Mais qui a écrit l’histoire des différentes phases – primaires, présidentielle et législatives – ayant constitué l’essentiel de la vie publique ces derniers mois ? A la télévision, les feuilletons insipides laissent de plus en plus la place à des « séries » intelligentes, à gros budget et scénarisées par des équipes de professionnels aguerris. On jurerait que ces maîtres dans l’art du rebondissement ont été requis pour nous fabriquer, jusqu’au bout, de l’inattendu afin de nous tenir en haleine. Le dernier imprévu se sera produit avec le second tour des législatives qui n’aura pas amplifié le net succès des candidats macronistes observé au premier tour. Le seul phénomène accentué fut l’abstention, chargeant du coup l’Assemblée nouvellement élue d’un vague soupçon d’illégitimité politique. Rappelons que « la grève des urnes », aux motifs divers et multiples, participe d’une forme de refus démocratique. Comme toujours en pareil cas, ce sont ceux qui se déplacent qui, en quelque sorte, décident pour ceux qui préfèrent s’abstenir. C’est pourquoi l’abstention, contrairement à ce que beaucoup croient, renforce plus le poids des courants aspirant à devenir majoritaires qu’elle n’exprime de colère ou d’indifférence.
Le fait de n’être élu que par un petit nombre d’électeurs ne serait suspect que s’il était démontré qu’un grand nombre de citoyens se trouvaient dans l’impossibilité de voter. Dès lors que ceux qui avaient la liberté de le faire ne l’ont pas fait, ils ont exprimé un choix politique, revendiqué comme tel par beaucoup. Toute polémique sur la « légitimité » des députés de la « promotion des élus du 18 juin » serait donc assez vaine. Mieux vaut s’interroger sur la manière de travailler des fameux « novices » constituant la nouvelle formation majoritaire dans l’hémicycle. Pour eux, c’est maintenant que tout commence.
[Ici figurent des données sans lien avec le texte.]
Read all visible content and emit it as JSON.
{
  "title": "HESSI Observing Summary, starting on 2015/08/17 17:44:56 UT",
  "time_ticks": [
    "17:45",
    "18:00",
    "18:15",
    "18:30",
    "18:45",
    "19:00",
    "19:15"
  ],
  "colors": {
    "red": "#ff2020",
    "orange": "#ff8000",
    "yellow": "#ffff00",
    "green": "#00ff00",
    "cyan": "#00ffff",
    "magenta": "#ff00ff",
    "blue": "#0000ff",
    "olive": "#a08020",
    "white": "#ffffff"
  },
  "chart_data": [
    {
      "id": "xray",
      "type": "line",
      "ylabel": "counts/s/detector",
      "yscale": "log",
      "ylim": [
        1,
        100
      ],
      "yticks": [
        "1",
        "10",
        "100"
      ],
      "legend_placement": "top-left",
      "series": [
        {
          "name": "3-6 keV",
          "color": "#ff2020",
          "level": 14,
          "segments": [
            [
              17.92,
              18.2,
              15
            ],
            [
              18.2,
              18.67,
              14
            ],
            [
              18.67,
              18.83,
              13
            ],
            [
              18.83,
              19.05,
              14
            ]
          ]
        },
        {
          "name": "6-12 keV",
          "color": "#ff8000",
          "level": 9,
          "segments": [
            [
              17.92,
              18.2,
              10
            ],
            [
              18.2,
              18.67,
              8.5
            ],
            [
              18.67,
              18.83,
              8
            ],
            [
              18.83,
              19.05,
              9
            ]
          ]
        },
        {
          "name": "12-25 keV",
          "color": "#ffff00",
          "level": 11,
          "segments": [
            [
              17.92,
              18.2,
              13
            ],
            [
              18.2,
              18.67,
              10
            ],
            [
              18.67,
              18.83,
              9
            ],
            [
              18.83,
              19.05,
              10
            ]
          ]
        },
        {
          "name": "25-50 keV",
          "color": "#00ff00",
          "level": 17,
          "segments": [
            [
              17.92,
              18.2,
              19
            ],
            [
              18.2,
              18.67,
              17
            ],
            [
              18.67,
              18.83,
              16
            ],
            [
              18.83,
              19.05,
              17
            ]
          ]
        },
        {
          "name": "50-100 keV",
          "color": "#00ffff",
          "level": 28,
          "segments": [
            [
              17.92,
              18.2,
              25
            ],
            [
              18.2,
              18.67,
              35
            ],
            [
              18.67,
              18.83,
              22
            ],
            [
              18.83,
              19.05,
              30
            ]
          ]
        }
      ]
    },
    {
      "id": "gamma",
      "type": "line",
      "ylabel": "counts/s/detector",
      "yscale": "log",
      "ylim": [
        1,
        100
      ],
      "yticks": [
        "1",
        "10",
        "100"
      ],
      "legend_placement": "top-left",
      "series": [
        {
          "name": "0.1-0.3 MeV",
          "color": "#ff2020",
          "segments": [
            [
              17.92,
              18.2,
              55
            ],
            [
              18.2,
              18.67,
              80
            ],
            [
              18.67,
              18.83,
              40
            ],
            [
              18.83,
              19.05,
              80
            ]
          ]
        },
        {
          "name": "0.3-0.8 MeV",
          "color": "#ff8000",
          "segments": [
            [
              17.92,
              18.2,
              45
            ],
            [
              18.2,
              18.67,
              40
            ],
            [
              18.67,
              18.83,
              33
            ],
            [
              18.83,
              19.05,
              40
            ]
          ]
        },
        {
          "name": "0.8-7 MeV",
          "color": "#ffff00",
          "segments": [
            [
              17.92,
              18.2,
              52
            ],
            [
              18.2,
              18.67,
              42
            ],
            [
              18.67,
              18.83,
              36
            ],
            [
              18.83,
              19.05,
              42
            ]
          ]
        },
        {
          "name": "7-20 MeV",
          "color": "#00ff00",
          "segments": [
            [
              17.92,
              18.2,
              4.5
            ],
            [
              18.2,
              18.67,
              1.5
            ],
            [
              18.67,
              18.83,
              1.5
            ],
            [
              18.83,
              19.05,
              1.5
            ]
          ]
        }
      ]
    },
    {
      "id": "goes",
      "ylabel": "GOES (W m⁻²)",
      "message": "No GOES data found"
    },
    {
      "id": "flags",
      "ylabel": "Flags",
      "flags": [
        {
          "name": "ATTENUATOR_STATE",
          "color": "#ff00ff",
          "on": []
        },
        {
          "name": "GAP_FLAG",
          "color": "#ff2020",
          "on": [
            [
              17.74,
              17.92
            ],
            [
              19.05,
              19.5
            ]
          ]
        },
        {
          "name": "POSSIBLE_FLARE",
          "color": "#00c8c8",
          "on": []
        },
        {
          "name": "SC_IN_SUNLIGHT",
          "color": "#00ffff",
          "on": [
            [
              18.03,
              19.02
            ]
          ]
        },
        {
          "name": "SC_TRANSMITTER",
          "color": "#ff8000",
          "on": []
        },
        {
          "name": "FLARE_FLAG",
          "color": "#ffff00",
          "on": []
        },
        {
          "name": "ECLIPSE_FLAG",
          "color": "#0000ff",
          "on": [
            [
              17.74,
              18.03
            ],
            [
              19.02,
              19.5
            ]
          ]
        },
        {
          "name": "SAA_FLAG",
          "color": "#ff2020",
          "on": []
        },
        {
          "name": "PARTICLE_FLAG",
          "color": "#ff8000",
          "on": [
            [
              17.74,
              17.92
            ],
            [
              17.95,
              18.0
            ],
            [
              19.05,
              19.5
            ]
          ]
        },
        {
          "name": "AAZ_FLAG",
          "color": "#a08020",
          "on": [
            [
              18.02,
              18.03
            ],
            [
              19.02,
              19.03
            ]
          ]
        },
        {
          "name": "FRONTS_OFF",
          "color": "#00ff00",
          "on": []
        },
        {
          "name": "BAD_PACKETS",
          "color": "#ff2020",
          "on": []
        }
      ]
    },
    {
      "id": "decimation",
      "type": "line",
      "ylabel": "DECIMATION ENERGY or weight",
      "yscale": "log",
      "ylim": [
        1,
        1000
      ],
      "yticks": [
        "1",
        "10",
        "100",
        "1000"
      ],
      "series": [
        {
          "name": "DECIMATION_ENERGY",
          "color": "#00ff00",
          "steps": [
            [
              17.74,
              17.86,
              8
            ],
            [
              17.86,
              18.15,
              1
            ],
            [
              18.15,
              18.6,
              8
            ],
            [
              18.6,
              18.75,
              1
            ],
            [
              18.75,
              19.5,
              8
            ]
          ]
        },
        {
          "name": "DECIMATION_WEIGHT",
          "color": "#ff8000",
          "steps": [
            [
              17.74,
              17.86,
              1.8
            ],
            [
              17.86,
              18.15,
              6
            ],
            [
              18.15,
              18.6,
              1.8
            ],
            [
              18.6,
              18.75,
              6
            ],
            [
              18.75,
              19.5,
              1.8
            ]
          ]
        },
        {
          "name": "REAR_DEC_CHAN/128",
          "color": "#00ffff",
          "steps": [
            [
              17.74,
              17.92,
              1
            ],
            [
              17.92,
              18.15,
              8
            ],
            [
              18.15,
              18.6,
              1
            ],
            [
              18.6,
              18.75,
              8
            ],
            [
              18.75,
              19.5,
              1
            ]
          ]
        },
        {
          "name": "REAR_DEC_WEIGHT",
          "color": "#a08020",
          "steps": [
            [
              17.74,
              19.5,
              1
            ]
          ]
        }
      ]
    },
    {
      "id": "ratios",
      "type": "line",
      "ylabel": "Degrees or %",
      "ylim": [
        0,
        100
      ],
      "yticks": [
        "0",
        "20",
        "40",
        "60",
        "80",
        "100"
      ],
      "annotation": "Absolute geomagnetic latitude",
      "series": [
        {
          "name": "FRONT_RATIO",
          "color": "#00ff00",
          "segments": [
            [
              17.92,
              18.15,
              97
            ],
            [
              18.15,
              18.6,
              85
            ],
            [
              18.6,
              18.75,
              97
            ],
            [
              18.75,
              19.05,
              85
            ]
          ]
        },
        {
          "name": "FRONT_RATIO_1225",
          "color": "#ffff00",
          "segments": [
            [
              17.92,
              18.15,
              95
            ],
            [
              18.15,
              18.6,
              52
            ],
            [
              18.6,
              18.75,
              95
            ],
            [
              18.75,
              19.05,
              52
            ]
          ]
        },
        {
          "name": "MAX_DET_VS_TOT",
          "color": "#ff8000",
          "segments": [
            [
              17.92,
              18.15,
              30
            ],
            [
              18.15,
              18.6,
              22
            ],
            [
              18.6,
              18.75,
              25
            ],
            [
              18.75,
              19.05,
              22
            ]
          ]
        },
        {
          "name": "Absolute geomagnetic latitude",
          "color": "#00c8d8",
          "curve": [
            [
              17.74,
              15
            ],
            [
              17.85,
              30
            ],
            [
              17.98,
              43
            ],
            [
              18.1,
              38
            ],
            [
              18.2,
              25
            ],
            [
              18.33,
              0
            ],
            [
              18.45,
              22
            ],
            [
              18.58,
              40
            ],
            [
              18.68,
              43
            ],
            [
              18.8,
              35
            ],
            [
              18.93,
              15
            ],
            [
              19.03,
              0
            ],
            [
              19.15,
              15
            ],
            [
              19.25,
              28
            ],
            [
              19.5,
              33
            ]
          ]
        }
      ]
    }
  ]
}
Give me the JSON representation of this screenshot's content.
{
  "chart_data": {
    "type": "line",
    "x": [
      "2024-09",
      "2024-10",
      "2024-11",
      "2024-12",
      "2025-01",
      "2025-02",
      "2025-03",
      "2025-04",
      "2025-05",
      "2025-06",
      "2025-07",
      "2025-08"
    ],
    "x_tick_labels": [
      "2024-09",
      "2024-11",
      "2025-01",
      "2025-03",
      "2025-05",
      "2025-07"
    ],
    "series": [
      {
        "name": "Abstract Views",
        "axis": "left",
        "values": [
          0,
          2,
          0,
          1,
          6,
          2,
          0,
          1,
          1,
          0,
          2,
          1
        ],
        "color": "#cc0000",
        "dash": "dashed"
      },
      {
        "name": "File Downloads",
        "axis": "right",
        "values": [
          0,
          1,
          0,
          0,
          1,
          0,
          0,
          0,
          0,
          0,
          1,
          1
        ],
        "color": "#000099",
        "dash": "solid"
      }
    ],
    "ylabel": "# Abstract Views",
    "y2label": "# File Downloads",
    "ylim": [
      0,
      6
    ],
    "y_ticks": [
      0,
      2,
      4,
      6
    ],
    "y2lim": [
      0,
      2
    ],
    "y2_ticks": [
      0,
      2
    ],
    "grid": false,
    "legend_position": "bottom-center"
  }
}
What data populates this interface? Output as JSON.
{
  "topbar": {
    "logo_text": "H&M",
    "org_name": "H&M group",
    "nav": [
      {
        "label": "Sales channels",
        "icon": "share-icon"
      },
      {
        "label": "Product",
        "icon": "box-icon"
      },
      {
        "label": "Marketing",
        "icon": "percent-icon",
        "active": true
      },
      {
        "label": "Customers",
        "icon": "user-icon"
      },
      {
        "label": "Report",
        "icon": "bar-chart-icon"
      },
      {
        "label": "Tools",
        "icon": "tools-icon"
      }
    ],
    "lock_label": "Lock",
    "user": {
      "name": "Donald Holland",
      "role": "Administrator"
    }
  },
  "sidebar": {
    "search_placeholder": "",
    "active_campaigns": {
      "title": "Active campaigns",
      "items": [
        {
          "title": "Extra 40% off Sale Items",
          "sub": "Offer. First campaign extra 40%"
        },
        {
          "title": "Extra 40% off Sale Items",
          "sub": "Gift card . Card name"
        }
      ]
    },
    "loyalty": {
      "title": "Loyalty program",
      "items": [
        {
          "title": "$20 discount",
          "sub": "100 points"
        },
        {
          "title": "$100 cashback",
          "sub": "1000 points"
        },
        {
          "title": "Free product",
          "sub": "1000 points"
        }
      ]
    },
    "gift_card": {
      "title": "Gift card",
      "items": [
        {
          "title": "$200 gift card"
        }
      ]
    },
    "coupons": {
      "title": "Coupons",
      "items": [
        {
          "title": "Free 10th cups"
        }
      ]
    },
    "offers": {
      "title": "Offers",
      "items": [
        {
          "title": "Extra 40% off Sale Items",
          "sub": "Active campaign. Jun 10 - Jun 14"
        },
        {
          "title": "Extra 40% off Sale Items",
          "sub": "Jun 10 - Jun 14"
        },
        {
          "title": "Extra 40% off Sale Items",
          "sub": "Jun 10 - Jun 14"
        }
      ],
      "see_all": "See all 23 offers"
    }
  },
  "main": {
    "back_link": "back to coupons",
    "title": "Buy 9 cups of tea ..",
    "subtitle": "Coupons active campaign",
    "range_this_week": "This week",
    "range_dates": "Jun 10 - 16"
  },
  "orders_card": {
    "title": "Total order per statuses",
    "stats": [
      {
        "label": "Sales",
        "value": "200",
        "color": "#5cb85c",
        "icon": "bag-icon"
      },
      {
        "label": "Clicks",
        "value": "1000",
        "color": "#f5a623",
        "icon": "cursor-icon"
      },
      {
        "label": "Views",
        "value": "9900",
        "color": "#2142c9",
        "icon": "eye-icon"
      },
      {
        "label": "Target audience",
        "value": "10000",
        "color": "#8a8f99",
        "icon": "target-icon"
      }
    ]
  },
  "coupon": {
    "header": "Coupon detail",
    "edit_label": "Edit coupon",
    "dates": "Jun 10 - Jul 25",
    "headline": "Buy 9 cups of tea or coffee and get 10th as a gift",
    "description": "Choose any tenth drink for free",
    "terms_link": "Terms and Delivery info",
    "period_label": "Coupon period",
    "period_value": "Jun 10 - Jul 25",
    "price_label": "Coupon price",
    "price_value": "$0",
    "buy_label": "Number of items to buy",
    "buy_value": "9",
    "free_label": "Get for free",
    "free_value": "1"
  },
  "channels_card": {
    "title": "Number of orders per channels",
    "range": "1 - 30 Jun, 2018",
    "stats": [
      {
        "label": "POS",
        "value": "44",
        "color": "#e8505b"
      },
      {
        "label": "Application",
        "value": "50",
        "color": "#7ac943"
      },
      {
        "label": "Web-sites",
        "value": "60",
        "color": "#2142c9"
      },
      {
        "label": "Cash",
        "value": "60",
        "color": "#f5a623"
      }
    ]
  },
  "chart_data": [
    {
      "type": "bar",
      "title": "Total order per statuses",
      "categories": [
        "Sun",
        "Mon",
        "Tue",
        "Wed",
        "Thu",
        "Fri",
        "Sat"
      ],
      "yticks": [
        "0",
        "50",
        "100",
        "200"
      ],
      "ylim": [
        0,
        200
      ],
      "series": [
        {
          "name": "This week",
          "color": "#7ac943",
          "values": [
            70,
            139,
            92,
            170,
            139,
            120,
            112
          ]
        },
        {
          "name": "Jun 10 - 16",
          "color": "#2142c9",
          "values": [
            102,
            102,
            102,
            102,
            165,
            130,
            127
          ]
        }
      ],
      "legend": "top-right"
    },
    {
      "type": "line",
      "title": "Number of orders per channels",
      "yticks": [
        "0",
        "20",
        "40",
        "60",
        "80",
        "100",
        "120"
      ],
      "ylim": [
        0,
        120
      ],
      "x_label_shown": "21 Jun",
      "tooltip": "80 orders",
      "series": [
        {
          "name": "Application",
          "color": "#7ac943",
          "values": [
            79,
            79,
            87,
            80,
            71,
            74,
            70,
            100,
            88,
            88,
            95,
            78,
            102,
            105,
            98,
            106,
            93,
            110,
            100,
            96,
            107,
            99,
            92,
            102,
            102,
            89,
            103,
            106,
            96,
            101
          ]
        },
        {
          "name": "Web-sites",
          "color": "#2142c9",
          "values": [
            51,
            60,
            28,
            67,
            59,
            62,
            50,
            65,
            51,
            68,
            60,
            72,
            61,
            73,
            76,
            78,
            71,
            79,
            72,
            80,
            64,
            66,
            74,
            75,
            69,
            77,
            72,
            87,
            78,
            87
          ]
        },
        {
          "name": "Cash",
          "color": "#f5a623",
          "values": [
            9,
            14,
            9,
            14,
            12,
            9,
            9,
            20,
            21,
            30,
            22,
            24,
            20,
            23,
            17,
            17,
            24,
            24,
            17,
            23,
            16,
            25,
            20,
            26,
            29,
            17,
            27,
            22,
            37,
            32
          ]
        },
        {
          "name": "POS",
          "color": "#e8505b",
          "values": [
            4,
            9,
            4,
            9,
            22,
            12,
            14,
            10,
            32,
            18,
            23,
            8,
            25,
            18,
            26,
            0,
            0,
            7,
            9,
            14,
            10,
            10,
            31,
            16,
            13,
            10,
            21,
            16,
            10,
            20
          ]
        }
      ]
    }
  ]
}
Le vertige de la page blanche les guette. Mais qu’ils se rassurent. L’inventivité législative, qui constitue d’ailleurs une prérogative gouvernementale, ne reste jamais longtemps en sommeil dans notre beau pays. Les ministres, aiguillonnés par le Premier d’entre eux et, au-dessus, par « le président jupitérien », ne vont pas tarder à envoyer aux élus quantité de projets de loi susceptibles meubler leurs jours et, même, souvent, une partie de leurs nuits. Pour aller vite, cependant, l’on sait que l’Exécutif issu de la présidentielle souhaite renouer avec la procédure des ordonnances. Laquelle, bordée par des « lois d’habilitation » votées par le Parlement, confère le pouvoir législatif aux cabinets ministériels et aux administrations. Cela pourrait être l’un des paradoxes de l’ère Macron. Les Français, en votant pour les députés se réclamant du locataire de l’Elysée, ont manifesté leur désir de nouveauté. Tous les sondages indiquent que leur moral est bien meilleur depuis l’élection présidentielle. Le « déclinisme » semble en recul. Il serait dommage que ce vent d’optimisme vienne se briser sur le constat d’une vie parlementaire morne et routinière, alors qu’un grand défi se profile : concilier enfin l’efficacité réformiste et la lutte contre l’inflation législative.